Tous les jours, c'était la même chose: de lourds regards portés sur ma personne, ces yeux qui me regardaient de haut en bas, ces messes basses qui, forcément, me concernaient, ces petits ricanements qui tentaient de se faire discrets un minimum, ces crachats atterrissant sur mes chaussures, ses insultes jetées à la figure, ses menaces me faisant désagréablement frissonner. J'en avais marre, de cette vie, de ces imbéciles qui se pensaient tout permis. Tous les matins, j'avais les filles qui me poussaient et m'enfermaient dans les toilettes des filles, certaines qui disaient que j'ai tenté d'en violer une, et j'ai été d'ailleurs été renvoyé temporairement du lycée à cause de cela.

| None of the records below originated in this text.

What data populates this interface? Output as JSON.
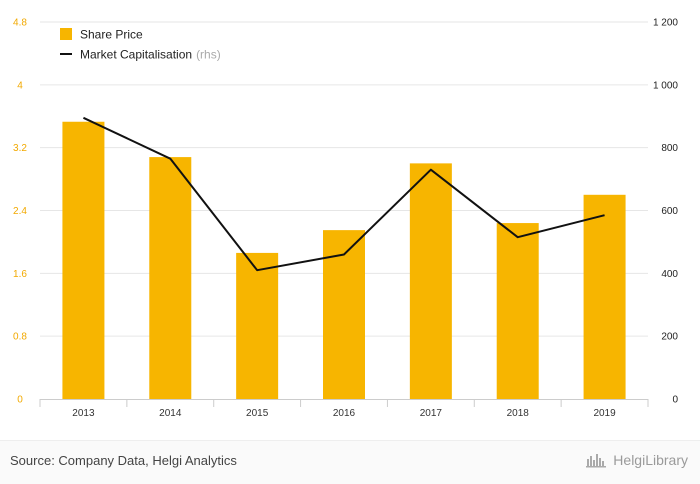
{
  "colors": {
    "bar": "#f7b500",
    "line": "#111111",
    "left_axis_text": "#f2a900",
    "right_axis_text": "#222222",
    "grid": "#e6e6e6"
  },
  "chart_data": {
    "type": "bar",
    "categories": [
      "2013",
      "2014",
      "2015",
      "2016",
      "2017",
      "2018",
      "2019"
    ],
    "series": [
      {
        "name": "Share Price",
        "type": "bar",
        "axis": "left",
        "values": [
          3.53,
          3.08,
          1.86,
          2.15,
          3.0,
          2.24,
          2.6
        ]
      },
      {
        "name": "Market Capitalisation",
        "type": "line",
        "axis": "right",
        "values": [
          895,
          765,
          410,
          460,
          730,
          515,
          585
        ]
      }
    ],
    "legend": {
      "position": "top-left",
      "items": [
        {
          "label": "Share Price",
          "suffix": ""
        },
        {
          "label": "Market Capitalisation",
          "suffix": "(rhs)"
        }
      ]
    },
    "y_left": {
      "ylim": [
        0,
        4.8
      ],
      "ticks": [
        "0",
        "0.8",
        "1.6",
        "2.4",
        "3.2",
        "4",
        "4.8"
      ]
    },
    "y_right": {
      "ylim": [
        0,
        1200
      ],
      "ticks": [
        "0",
        "200",
        "400",
        "600",
        "800",
        "1 000",
        "1 200"
      ]
    },
    "grid": true
  },
  "footer": {
    "source": "Source: Company Data, Helgi Analytics",
    "brand": "HelgiLibrary",
    "brand_icon": "helgi-library-icon"
  }
}
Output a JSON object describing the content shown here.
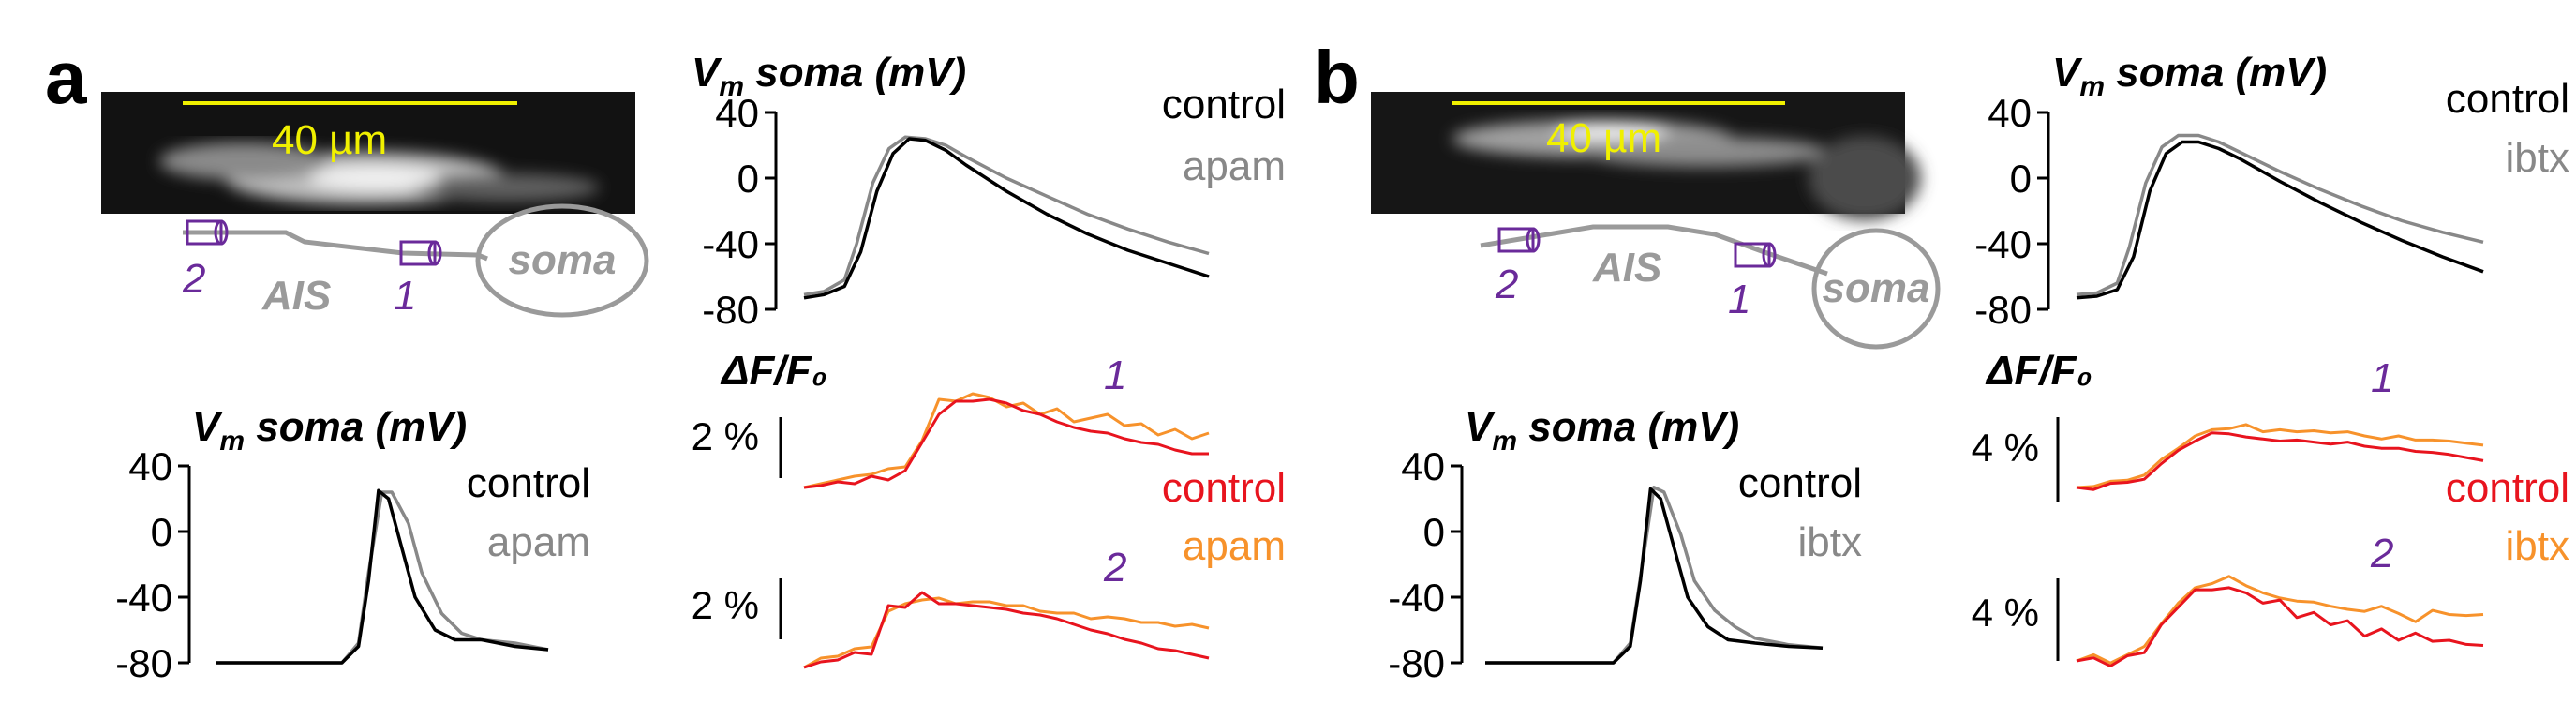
{
  "panel_labels": [
    "a",
    "b"
  ],
  "colors": {
    "control_black": "#000000",
    "drug_gray": "#888888",
    "control_red": "#e8141e",
    "drug_orange": "#f7922b",
    "scale_yellow": "#f0f000",
    "marker_purple": "#6a2a9a",
    "axon_gray": "#9a9a9a"
  },
  "images": {
    "a": {
      "scale_label": "40 µm",
      "axon_labels": [
        "AIS",
        "soma"
      ],
      "site_labels": [
        "2",
        "1"
      ]
    },
    "b": {
      "scale_label": "40 µm",
      "axon_labels": [
        "AIS",
        "soma"
      ],
      "site_labels": [
        "2",
        "1"
      ]
    }
  },
  "chart_data": [
    {
      "id": "a-vm-zoom",
      "type": "line",
      "title": "V_m soma (mV)",
      "title_parts": [
        "V",
        "m",
        " soma (mV)"
      ],
      "ylim": [
        -80,
        40
      ],
      "yticks": [
        "40",
        "0",
        "-40",
        "-80"
      ],
      "legend": [
        "control",
        "apam"
      ],
      "series": [
        {
          "name": "control",
          "color": "#000000",
          "x": [
            0,
            0.05,
            0.1,
            0.14,
            0.18,
            0.22,
            0.26,
            0.3,
            0.35,
            0.4,
            0.5,
            0.6,
            0.7,
            0.8,
            0.9,
            1.0
          ],
          "y": [
            -73,
            -71,
            -66,
            -45,
            -8,
            15,
            24,
            23,
            17,
            8,
            -8,
            -22,
            -34,
            -44,
            -52,
            -60
          ]
        },
        {
          "name": "apam",
          "color": "#888888",
          "x": [
            0,
            0.05,
            0.1,
            0.13,
            0.17,
            0.21,
            0.25,
            0.3,
            0.35,
            0.4,
            0.5,
            0.6,
            0.7,
            0.8,
            0.9,
            1.0
          ],
          "y": [
            -71,
            -69,
            -62,
            -40,
            -3,
            18,
            25,
            24,
            20,
            13,
            0,
            -11,
            -22,
            -31,
            -39,
            -46
          ]
        }
      ]
    },
    {
      "id": "a-dff-1",
      "type": "line",
      "title": "ΔF/F₀",
      "scalebar_label": "2 %",
      "site_label": "1",
      "legend": [
        "control",
        "apam"
      ],
      "series": [
        {
          "name": "control",
          "color": "#e8141e",
          "values": [
            0,
            0.1,
            0.3,
            0.2,
            0.6,
            0.4,
            0.9,
            2.4,
            3.9,
            4.6,
            4.6,
            4.7,
            4.5,
            4.1,
            3.9,
            3.5,
            3.2,
            3.0,
            2.9,
            2.6,
            2.4,
            2.3,
            2.0,
            1.8,
            1.8
          ]
        },
        {
          "name": "apam",
          "color": "#f7922b",
          "values": [
            0,
            0.2,
            0.4,
            0.6,
            0.7,
            1.0,
            1.1,
            2.5,
            4.7,
            4.6,
            5.0,
            4.8,
            4.3,
            4.5,
            3.9,
            4.2,
            3.5,
            3.7,
            3.9,
            3.3,
            3.4,
            2.8,
            3.1,
            2.6,
            2.9
          ]
        }
      ]
    },
    {
      "id": "a-dff-2",
      "type": "line",
      "scalebar_label": "2 %",
      "site_label": "2",
      "series": [
        {
          "name": "control",
          "color": "#e8141e",
          "values": [
            0,
            0.3,
            0.4,
            0.8,
            0.7,
            3.3,
            3.2,
            4.0,
            3.4,
            3.4,
            3.3,
            3.2,
            3.1,
            2.9,
            2.8,
            2.6,
            2.3,
            2.0,
            1.8,
            1.5,
            1.3,
            1.0,
            0.9,
            0.7,
            0.5
          ]
        },
        {
          "name": "apam",
          "color": "#f7922b",
          "values": [
            0,
            0.5,
            0.6,
            1.0,
            1.1,
            3.0,
            3.4,
            3.6,
            3.7,
            3.4,
            3.5,
            3.5,
            3.3,
            3.3,
            3.0,
            2.9,
            2.9,
            2.6,
            2.7,
            2.6,
            2.4,
            2.4,
            2.2,
            2.3,
            2.1
          ]
        }
      ]
    },
    {
      "id": "a-vm-long",
      "type": "line",
      "title": "V_m soma (mV)",
      "title_parts": [
        "V",
        "m",
        " soma (mV)"
      ],
      "ylim": [
        -80,
        40
      ],
      "yticks": [
        "40",
        "0",
        "-40",
        "-80"
      ],
      "legend": [
        "control",
        "apam"
      ],
      "series": [
        {
          "name": "control",
          "color": "#000000",
          "x": [
            0,
            0.3,
            0.38,
            0.43,
            0.46,
            0.49,
            0.52,
            0.56,
            0.6,
            0.66,
            0.72,
            0.8,
            0.9,
            1.0
          ],
          "y": [
            -80,
            -80,
            -80,
            -70,
            -30,
            25,
            20,
            -10,
            -40,
            -60,
            -66,
            -66,
            -70,
            -72
          ]
        },
        {
          "name": "apam",
          "color": "#888888",
          "x": [
            0,
            0.3,
            0.38,
            0.43,
            0.46,
            0.5,
            0.53,
            0.58,
            0.62,
            0.68,
            0.74,
            0.8,
            0.9,
            1.0
          ],
          "y": [
            -80,
            -80,
            -80,
            -68,
            -25,
            24,
            24,
            5,
            -25,
            -50,
            -62,
            -66,
            -68,
            -72
          ]
        }
      ]
    },
    {
      "id": "b-vm-zoom",
      "type": "line",
      "title": "V_m soma (mV)",
      "title_parts": [
        "V",
        "m",
        " soma (mV)"
      ],
      "ylim": [
        -80,
        40
      ],
      "yticks": [
        "40",
        "0",
        "-40",
        "-80"
      ],
      "legend": [
        "control",
        "ibtx"
      ],
      "series": [
        {
          "name": "control",
          "color": "#000000",
          "x": [
            0,
            0.05,
            0.1,
            0.14,
            0.18,
            0.22,
            0.26,
            0.3,
            0.35,
            0.4,
            0.5,
            0.6,
            0.7,
            0.8,
            0.9,
            1.0
          ],
          "y": [
            -73,
            -72,
            -68,
            -48,
            -8,
            15,
            22,
            22,
            18,
            12,
            -2,
            -15,
            -27,
            -38,
            -48,
            -57
          ]
        },
        {
          "name": "ibtx",
          "color": "#888888",
          "x": [
            0,
            0.05,
            0.1,
            0.13,
            0.17,
            0.21,
            0.25,
            0.3,
            0.35,
            0.4,
            0.5,
            0.6,
            0.7,
            0.8,
            0.9,
            1.0
          ],
          "y": [
            -71,
            -70,
            -64,
            -42,
            -3,
            19,
            26,
            26,
            22,
            16,
            4,
            -7,
            -17,
            -26,
            -33,
            -39
          ]
        }
      ]
    },
    {
      "id": "b-dff-1",
      "type": "line",
      "title": "ΔF/F₀",
      "scalebar_label": "4 %",
      "site_label": "1",
      "legend": [
        "control",
        "ibtx"
      ],
      "series": [
        {
          "name": "control",
          "color": "#e8141e",
          "values": [
            0,
            -0.2,
            0.4,
            0.5,
            0.8,
            2.3,
            3.6,
            4.5,
            5.3,
            5.2,
            4.9,
            4.7,
            4.5,
            4.6,
            4.4,
            4.2,
            4.4,
            4.0,
            3.8,
            3.8,
            3.5,
            3.4,
            3.2,
            2.9,
            2.6
          ]
        },
        {
          "name": "ibtx",
          "color": "#f7922b",
          "values": [
            0,
            0.1,
            0.6,
            0.7,
            1.2,
            2.7,
            3.8,
            5.0,
            5.6,
            5.7,
            6.1,
            5.4,
            5.6,
            5.4,
            5.5,
            5.3,
            5.4,
            5.0,
            4.7,
            5.0,
            4.6,
            4.6,
            4.5,
            4.3,
            4.1
          ]
        }
      ]
    },
    {
      "id": "b-dff-2",
      "type": "line",
      "scalebar_label": "4 %",
      "site_label": "2",
      "series": [
        {
          "name": "control",
          "color": "#e8141e",
          "values": [
            0,
            0.3,
            -0.5,
            0.5,
            0.8,
            3.5,
            5.2,
            6.9,
            6.9,
            7.1,
            6.6,
            5.6,
            5.9,
            4.2,
            4.7,
            3.5,
            3.9,
            2.4,
            3.1,
            2.0,
            2.7,
            1.9,
            2.0,
            1.6,
            1.5
          ]
        },
        {
          "name": "ibtx",
          "color": "#f7922b",
          "values": [
            0,
            0.6,
            -0.2,
            0.6,
            1.4,
            3.6,
            5.6,
            7.1,
            7.5,
            8.2,
            7.3,
            6.6,
            6.1,
            5.8,
            5.7,
            5.3,
            5.0,
            4.8,
            5.3,
            4.6,
            3.8,
            4.9,
            4.5,
            4.4,
            4.5
          ]
        }
      ]
    },
    {
      "id": "b-vm-long",
      "type": "line",
      "title": "V_m soma (mV)",
      "title_parts": [
        "V",
        "m",
        " soma (mV)"
      ],
      "ylim": [
        -80,
        40
      ],
      "yticks": [
        "40",
        "0",
        "-40",
        "-80"
      ],
      "legend": [
        "control",
        "ibtx"
      ],
      "series": [
        {
          "name": "control",
          "color": "#000000",
          "x": [
            0,
            0.3,
            0.38,
            0.43,
            0.46,
            0.49,
            0.52,
            0.56,
            0.6,
            0.66,
            0.72,
            0.8,
            0.9,
            1.0
          ],
          "y": [
            -80,
            -80,
            -80,
            -70,
            -30,
            26,
            20,
            -10,
            -40,
            -58,
            -66,
            -68,
            -70,
            -71
          ]
        },
        {
          "name": "ibtx",
          "color": "#888888",
          "x": [
            0,
            0.3,
            0.38,
            0.43,
            0.46,
            0.5,
            0.53,
            0.58,
            0.62,
            0.68,
            0.74,
            0.8,
            0.9,
            1.0
          ],
          "y": [
            -80,
            -80,
            -80,
            -68,
            -28,
            27,
            24,
            -2,
            -30,
            -48,
            -58,
            -65,
            -69,
            -71
          ]
        }
      ]
    }
  ]
}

Une jeune fille avait sorti un préservatif de son tiroir, puis jouait avec, une fois lassée, elle l'avait jeté dans la cuvette, mais avait tout simplement jeté l'emballage à la poubelle ; et apparemment, le père avait dû bien regarder pour le trouver... Sous la panique, elle avait dit que c'était moi qui l'avait violée, et comme j'étais un homme sans histoire jusqu'à maintenant, tout le monde l'avait crue, même mes parents, ils m'avaient frappé un bon nombre de fois, je ne comptais plus le nombre de larmes que mon petit frère avait versées pour moi, horrifié par ce spectacle s'offrant à lui tous les jours, il ne supportait plus de me voir toujours blessé, par les parents tout comme les élèves. Le lundi, œil au beurre noir, le soir, une dent cassée, le mardi, une côte brisée, le soir, des mèches arrachées, le mercredi, ils n'étaient pas là, le jeudi, hématomes, le soir, œil endommagé, le vendredi, jambe cassée, le soir, jambe encore plus abîmée, le week-end, je partais loin d'ici. Mes propres parents me détestaient au plus haut point, et maintenant qu'ils ont su que j'étais innocent, ils me traitaient comme un vrai prince... Ils me servaient le petit déjeuner au lit, me réveillaient de temps en temps, avec tendresse, m'accompagnaient à l'école lorsqu'ils pouvaient... Mais toutes ces petites attentions ne parvenaient pas à me faire oublier tout ce que j'ai pu endurer à la maison, même mon petit frère n'arrivait pas à pardonner à mes parents de m'avoir fait ça. Il a vécu dans la peur et la violence, rien de plus traumatisant pour un enfant.